ConvolutionEngine implementation question/improvement?

I’m currently studying the juce-Convolution, currently only the internal ConvolutionEngine-struct.

The algorithm has a special adaption to user bigger chunks of impulse data (relative to input data) when used with smaller buffer sizes "blockSize > 128”. It uses then FFT-blocks which are 4x bigger than the block-size instead of 2x bigger.

In this case more overlap data is created, which is preserved for later operations.

I see theoretical benefit from it, but only if the impulse-response is at least four times bigger than the block-size (in my simplified model I assume that FFT-calculation time is proportional to the FFT-size, and the engine is fed with optimal aligned input-blocks)

fftSize = BlockSize * 2
processingTime = roundup(IRSize / BlockSize) * fftSize

Vs adapted

fftSize = BlockSize * 4
processingTime = roundup(IRSize / (fftSize-blockSize)) * fftSize

Imho the condition for this adaption should not dependent on the size of the block "blockSize > 128”, instead it should be “irsamples > (blocksize * 4)
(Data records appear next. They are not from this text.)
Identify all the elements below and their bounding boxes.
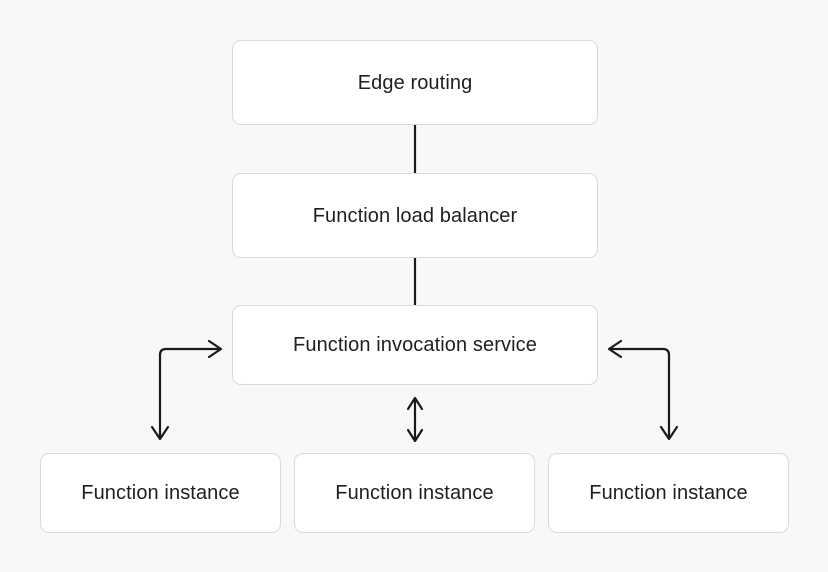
node-function-invocation-service-label: Function invocation service [293, 334, 537, 356]
arrowhead-right [207, 339, 223, 359]
node-function-instance-left-label: Function instance [81, 482, 240, 504]
arrowhead-down [406, 428, 424, 443]
node-edge-routing-label: Edge routing [357, 71, 473, 94]
node-function-instance-right[interactable]: Function instance [548, 453, 789, 533]
arrowhead-down [659, 425, 679, 441]
node-edge-routing[interactable]: Edge routing [232, 40, 598, 125]
node-function-load-balancer[interactable]: Function load balancer [232, 173, 598, 258]
arrowhead-up [406, 396, 424, 411]
arrowhead-left [607, 339, 623, 359]
node-function-invocation-service[interactable]: Function invocation service [232, 305, 598, 385]
node-function-instance-center-label: Function instance [335, 482, 494, 504]
connector-invocation-service-to-instance-center [406, 396, 424, 443]
arrowhead-down [150, 425, 170, 441]
connector-invocation-service-to-instance-left [150, 339, 223, 441]
node-function-instance-left[interactable]: Function instance [40, 453, 281, 533]
node-function-instance-right-label: Function instance [589, 482, 748, 504]
node-function-instance-center[interactable]: Function instance [294, 453, 535, 533]
connector-invocation-service-to-instance-right [607, 339, 679, 441]
node-function-load-balancer-label: Function load balancer [312, 204, 518, 227]
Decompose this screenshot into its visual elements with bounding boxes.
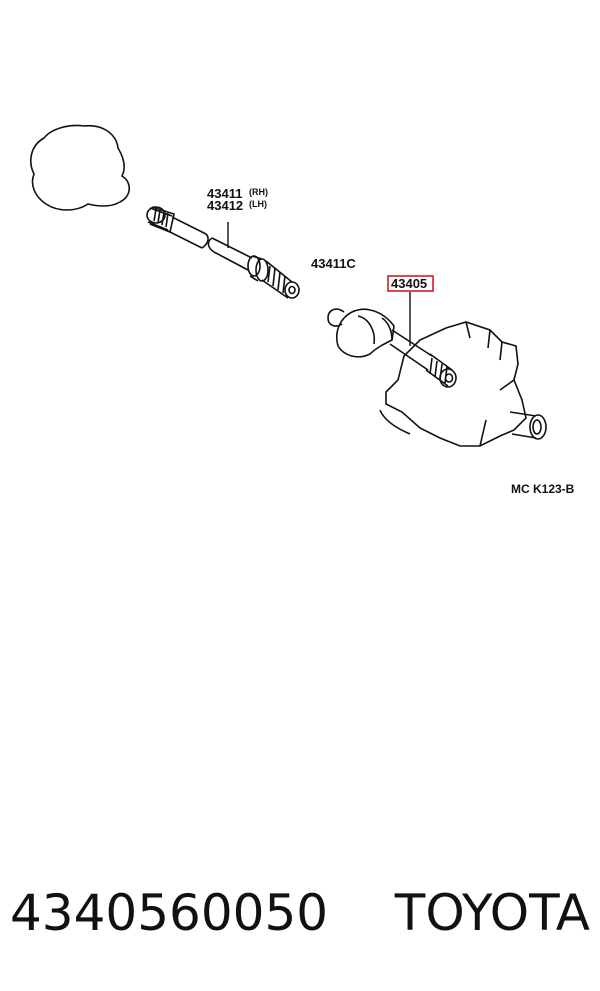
- part-number: 4340560050: [10, 884, 329, 942]
- label-43411c: 43411C: [311, 256, 356, 271]
- outer-joint-shaft: [336, 308, 457, 388]
- leader-lines: [227, 222, 411, 346]
- label-43405: 43405: [391, 276, 427, 291]
- label-43411: 43411: [207, 186, 242, 201]
- label-43412: 43412: [207, 198, 243, 213]
- footer: 4340560050 TOYOTA: [10, 878, 590, 948]
- figure-code: MC K123-B: [511, 482, 575, 496]
- snap-ring: [327, 308, 345, 327]
- highlight-box: [387, 275, 434, 292]
- label-43411-rh: (RH): [249, 187, 268, 197]
- transaxle-housing: [379, 321, 547, 447]
- boot-outline: [30, 124, 131, 211]
- brand-name: TOYOTA: [394, 884, 590, 942]
- inner-shaft: [146, 206, 300, 299]
- label-43412-lh: (LH): [249, 199, 267, 209]
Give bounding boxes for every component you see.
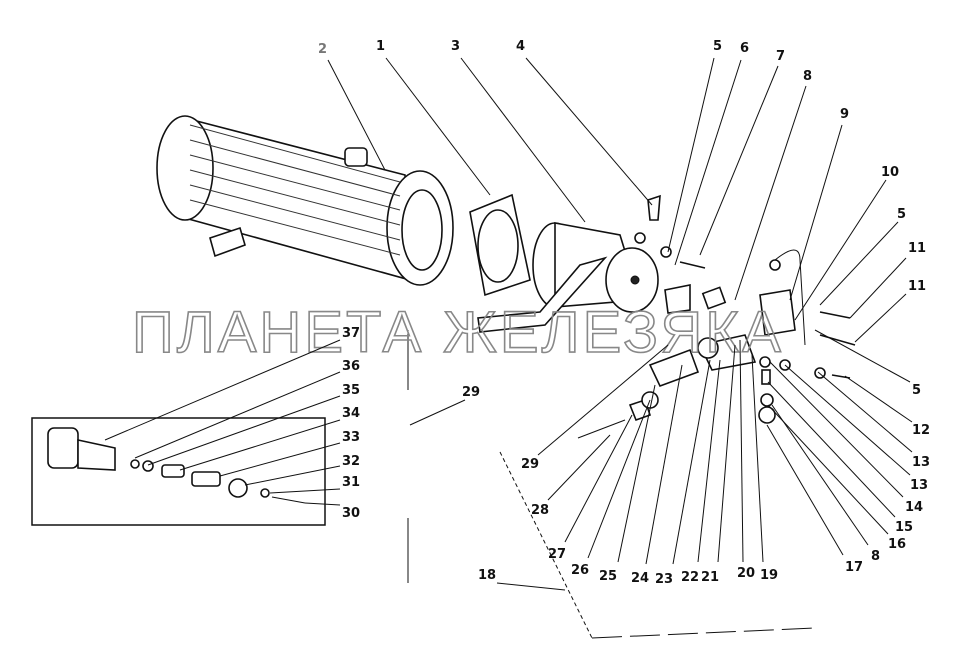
boundary-lines xyxy=(407,330,816,639)
leader-line xyxy=(327,59,386,171)
cylinder-body-part xyxy=(156,115,454,286)
leader-line xyxy=(849,257,907,319)
callout-label-5: 5 xyxy=(897,207,906,222)
housing-part xyxy=(477,222,659,333)
leader-line xyxy=(667,57,715,253)
callout-label-4: 4 xyxy=(516,39,525,54)
gasket-part xyxy=(469,193,531,297)
callout-label-16: 16 xyxy=(888,537,906,552)
leader-line xyxy=(767,381,896,518)
leader-line xyxy=(219,442,341,477)
leader-line xyxy=(766,424,844,556)
leader-line xyxy=(104,339,341,441)
leader-line xyxy=(564,414,633,543)
leader-line xyxy=(587,399,651,559)
callout-label-30: 30 xyxy=(342,506,360,521)
leader-line xyxy=(617,384,656,563)
callout-label-34: 34 xyxy=(342,406,360,421)
leader-line xyxy=(304,502,341,506)
leader-line xyxy=(844,375,913,423)
leader-line xyxy=(767,404,889,535)
callout-label-32: 32 xyxy=(342,454,360,469)
callout-label-33: 33 xyxy=(342,430,360,445)
leader-line xyxy=(179,419,341,471)
callout-label-20: 20 xyxy=(737,566,755,581)
callout-label-37: 37 xyxy=(342,326,360,341)
leader-line xyxy=(385,57,491,196)
callout-label-12: 12 xyxy=(912,423,930,438)
watermark-text: ПЛАНЕТА ЖЕЛЕЗЯКА xyxy=(132,300,784,365)
callout-label-15: 15 xyxy=(895,520,913,535)
callout-label-24: 24 xyxy=(631,571,649,586)
callout-label-17: 17 xyxy=(845,560,863,575)
leader-line xyxy=(794,179,887,321)
small-fittings-parts xyxy=(577,194,856,439)
leader-line xyxy=(672,359,711,565)
leader-line xyxy=(460,57,586,223)
leader-line xyxy=(814,329,911,383)
leader-line xyxy=(819,221,899,306)
leader-line xyxy=(699,65,779,256)
leader-line xyxy=(645,364,683,565)
callout-label-14: 14 xyxy=(905,500,923,515)
leader-line xyxy=(734,85,807,301)
callout-label-3: 3 xyxy=(451,39,460,54)
callout-label-36: 36 xyxy=(342,359,360,374)
callout-label-8: 8 xyxy=(871,549,880,564)
callout-label-11: 11 xyxy=(908,279,926,294)
callout-label-8: 8 xyxy=(803,69,812,84)
leader-line xyxy=(697,359,721,563)
leader-line xyxy=(244,465,341,486)
callout-label-13: 13 xyxy=(912,455,930,470)
callout-label-22: 22 xyxy=(681,570,699,585)
callout-label-29: 29 xyxy=(521,457,539,472)
leader-line xyxy=(547,434,611,501)
callout-label-31: 31 xyxy=(342,475,360,490)
callout-label-2: 2 xyxy=(318,42,327,57)
callout-label-29: 29 xyxy=(462,385,480,400)
callout-label-10: 10 xyxy=(881,165,899,180)
leader-line xyxy=(717,344,736,563)
leader-line xyxy=(537,344,669,456)
callout-label-6: 6 xyxy=(740,41,749,56)
callout-label-35: 35 xyxy=(342,383,360,398)
leader-line xyxy=(769,361,904,498)
leader-line xyxy=(525,57,653,206)
leader-line xyxy=(496,582,566,591)
callout-label-21: 21 xyxy=(701,570,719,585)
callout-label-5: 5 xyxy=(713,39,722,54)
callout-label-5: 5 xyxy=(912,383,921,398)
leader-line xyxy=(789,124,843,301)
callout-label-7: 7 xyxy=(776,49,785,64)
callout-label-25: 25 xyxy=(599,569,617,584)
inset-detail-box xyxy=(31,417,326,526)
callout-label-23: 23 xyxy=(655,572,673,587)
callout-label-26: 26 xyxy=(571,563,589,578)
leader-line xyxy=(751,354,764,563)
callout-label-13: 13 xyxy=(910,478,928,493)
leader-line xyxy=(784,364,911,476)
callout-label-1: 1 xyxy=(376,39,385,54)
callout-label-11: 11 xyxy=(908,241,926,256)
leader-line xyxy=(134,371,341,459)
leader-line xyxy=(817,371,913,453)
leader-line xyxy=(674,59,742,266)
leader-line xyxy=(771,404,869,546)
leader-line xyxy=(854,293,907,343)
callout-label-27: 27 xyxy=(548,547,566,562)
callout-label-18: 18 xyxy=(478,568,496,583)
callout-label-9: 9 xyxy=(840,107,849,122)
leader-line xyxy=(739,339,744,563)
leader-line xyxy=(147,395,341,466)
leader-line xyxy=(409,399,466,426)
callout-label-19: 19 xyxy=(760,568,778,583)
leader-line xyxy=(269,488,341,494)
callout-label-28: 28 xyxy=(531,503,549,518)
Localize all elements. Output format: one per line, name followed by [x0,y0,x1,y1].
These are theoretical thoughts, probably only @reuk and @fr810 can say something about it, because they wrote the engine :smiley:

struct ConvolutionEngine
    ConvolutionEngine (const float* samples,
                       size_t numSamples,
                       size_t maxBlockSize)
        : blockSize ((size_t) nextPowerOfTwo ((int) maxBlockSize)),
          fftSize (blockSize > 128 ? 2 * blockSize : 4 * blockSize),
          fftObject (std::make_unique<FFT> (roundToInt (std::log2 (fftSize)))),
          numSegments (numSamples / (fftSize - blockSize) + 1u),
          numInputSegments ((blockSize > 128 ? numSegments : 3 * numSegments)),

Is it planned to transform the whole engine to use templates to support double-precision in the near future?

I wasn’t involved with the construction of the engine - I just rewrote some of the setup code in an effort to make it a bit more thread-safe.
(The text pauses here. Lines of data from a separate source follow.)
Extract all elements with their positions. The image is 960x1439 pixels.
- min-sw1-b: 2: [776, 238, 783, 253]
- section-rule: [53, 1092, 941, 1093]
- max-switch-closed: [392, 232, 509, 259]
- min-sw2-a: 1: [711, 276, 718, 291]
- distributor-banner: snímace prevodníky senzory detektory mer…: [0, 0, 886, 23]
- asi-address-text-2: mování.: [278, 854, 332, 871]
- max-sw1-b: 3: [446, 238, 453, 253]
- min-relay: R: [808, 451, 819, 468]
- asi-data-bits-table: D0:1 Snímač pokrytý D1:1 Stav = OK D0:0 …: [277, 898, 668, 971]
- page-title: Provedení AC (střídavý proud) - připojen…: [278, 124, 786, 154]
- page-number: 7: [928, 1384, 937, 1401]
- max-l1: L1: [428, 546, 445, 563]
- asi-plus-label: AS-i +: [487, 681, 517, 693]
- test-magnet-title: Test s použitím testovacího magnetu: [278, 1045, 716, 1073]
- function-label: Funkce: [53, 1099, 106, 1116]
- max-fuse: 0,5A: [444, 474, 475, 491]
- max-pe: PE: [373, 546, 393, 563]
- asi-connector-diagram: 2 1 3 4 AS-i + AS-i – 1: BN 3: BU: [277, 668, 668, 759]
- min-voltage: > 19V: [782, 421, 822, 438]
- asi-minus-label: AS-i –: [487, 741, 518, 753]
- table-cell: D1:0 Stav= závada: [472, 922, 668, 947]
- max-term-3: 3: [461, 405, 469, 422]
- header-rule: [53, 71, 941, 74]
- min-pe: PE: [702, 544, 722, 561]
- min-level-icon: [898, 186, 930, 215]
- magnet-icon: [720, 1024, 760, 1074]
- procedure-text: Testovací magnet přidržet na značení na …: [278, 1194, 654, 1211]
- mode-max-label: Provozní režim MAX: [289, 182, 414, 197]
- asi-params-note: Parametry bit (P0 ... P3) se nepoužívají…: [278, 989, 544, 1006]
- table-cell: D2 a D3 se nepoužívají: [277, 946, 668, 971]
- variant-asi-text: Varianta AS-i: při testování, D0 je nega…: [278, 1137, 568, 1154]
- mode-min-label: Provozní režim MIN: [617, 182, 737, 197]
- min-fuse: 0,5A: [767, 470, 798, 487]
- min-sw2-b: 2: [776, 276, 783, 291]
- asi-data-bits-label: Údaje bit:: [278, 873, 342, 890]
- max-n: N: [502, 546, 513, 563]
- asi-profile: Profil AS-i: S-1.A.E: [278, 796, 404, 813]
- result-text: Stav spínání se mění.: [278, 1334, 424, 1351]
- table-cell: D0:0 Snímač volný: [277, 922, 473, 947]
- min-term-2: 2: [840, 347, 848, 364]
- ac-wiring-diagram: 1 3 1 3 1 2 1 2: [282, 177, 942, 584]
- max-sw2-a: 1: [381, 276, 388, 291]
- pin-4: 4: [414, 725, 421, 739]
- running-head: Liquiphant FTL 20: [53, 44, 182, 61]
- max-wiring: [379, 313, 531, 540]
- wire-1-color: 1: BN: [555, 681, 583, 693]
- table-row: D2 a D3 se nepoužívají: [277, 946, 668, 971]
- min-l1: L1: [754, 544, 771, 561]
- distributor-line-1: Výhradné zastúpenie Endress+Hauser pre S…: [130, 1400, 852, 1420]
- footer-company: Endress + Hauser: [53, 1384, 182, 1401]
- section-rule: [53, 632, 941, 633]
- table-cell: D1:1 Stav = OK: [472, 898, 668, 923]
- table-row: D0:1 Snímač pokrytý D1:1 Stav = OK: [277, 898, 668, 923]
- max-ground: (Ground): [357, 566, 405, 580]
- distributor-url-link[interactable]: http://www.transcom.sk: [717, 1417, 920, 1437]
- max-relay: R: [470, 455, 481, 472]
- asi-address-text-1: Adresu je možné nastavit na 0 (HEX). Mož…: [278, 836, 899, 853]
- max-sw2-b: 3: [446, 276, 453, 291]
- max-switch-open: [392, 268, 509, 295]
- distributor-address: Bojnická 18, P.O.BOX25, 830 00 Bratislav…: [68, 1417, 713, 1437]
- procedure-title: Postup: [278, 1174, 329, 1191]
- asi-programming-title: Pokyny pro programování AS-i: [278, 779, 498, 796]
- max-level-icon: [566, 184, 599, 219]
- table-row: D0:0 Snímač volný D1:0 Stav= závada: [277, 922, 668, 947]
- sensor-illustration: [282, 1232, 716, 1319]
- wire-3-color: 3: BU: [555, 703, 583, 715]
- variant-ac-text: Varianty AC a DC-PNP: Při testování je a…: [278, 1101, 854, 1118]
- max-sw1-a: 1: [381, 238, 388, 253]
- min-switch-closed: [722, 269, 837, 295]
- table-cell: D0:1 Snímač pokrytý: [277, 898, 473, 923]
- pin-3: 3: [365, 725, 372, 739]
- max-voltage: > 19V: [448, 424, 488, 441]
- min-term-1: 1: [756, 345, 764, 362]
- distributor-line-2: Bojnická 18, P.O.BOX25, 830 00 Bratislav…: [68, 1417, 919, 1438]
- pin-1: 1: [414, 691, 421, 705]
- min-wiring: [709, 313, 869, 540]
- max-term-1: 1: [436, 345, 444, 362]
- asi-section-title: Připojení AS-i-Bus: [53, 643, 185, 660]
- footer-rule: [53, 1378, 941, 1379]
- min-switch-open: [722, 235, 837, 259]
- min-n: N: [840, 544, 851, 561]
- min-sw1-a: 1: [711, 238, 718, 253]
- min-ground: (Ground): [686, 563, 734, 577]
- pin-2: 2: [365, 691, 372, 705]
@IvanC might be able to provide more insight.

1 Like


If I remember well, I came up with this condition because the FFT calculus is not the slowest operation in this context, but the multiplications side. Having a higher FFT size with fftSize = blockSize*4 when blockSize is low and IR size high enough reduces significantly the number of convolutions you have to do per block.
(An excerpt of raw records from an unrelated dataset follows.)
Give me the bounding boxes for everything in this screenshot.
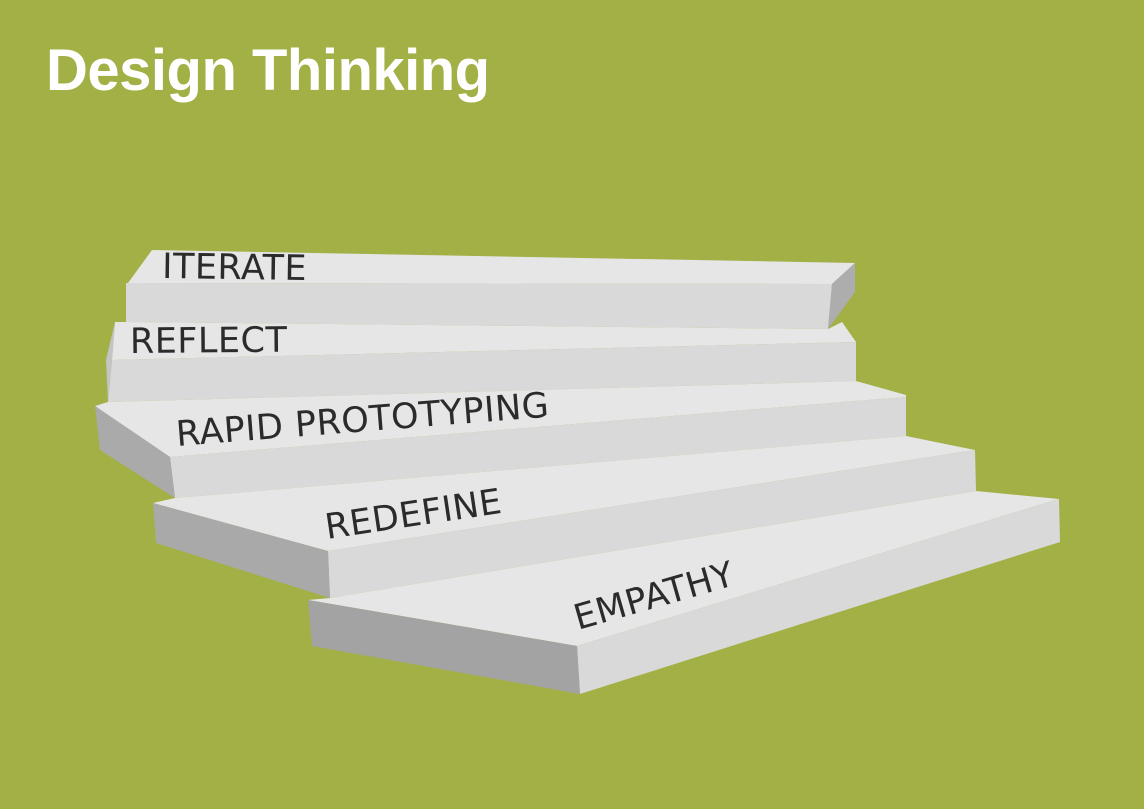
step-redefine-left: [153, 503, 330, 598]
step-redefine-front: [328, 450, 976, 598]
step-reflect-label: REFLECT: [130, 321, 288, 362]
step-redefine-top: [153, 436, 975, 551]
page-title: Design Thinking: [46, 38, 490, 103]
step-reflect: REFLECT: [106, 321, 856, 402]
step-iterate-label: ITERATE: [162, 247, 307, 289]
step-iterate: ITERATE: [126, 247, 855, 329]
step-empathy-front: [577, 499, 1060, 694]
step-reflect-top: [112, 322, 856, 360]
step-rapid-prototyping-left: [95, 406, 175, 498]
step-redefine: REDEFINE: [153, 436, 976, 598]
step-reflect-left: [106, 322, 115, 402]
step-iterate-side: [828, 263, 855, 329]
step-iterate-top: [128, 250, 855, 284]
step-reflect-front: [108, 342, 856, 402]
step-empathy: EMPATHY: [308, 491, 1060, 694]
step-rapid-prototyping: RAPID PROTOTYPING: [95, 381, 906, 498]
step-empathy-top: [308, 491, 1059, 646]
step-iterate-front: [126, 283, 832, 329]
step-rapid-prototyping-top: [95, 381, 906, 457]
step-rapid-prototyping-front: [170, 397, 906, 498]
step-empathy-left: [308, 600, 580, 694]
However, I think even better conditions for this could be found with some benchmarking. I think one of my own engines uses something like:
fftSize (blockSize <= 128 && numSamples >= 8192 ? 4 * blockSize : 2 * blockSize)

instead of :
fftSize (blockSize > 128 ? 2 * blockSize : 4 * blockSize)

(and same condition for numInputSegments)

For double precision support, I guess it might not be something complicated to do, but the JUCE wrapper would have to check additionally if the wrapped FFT libraries support properly double precision.


Thanks for the insight! :slight_smile:

1 Like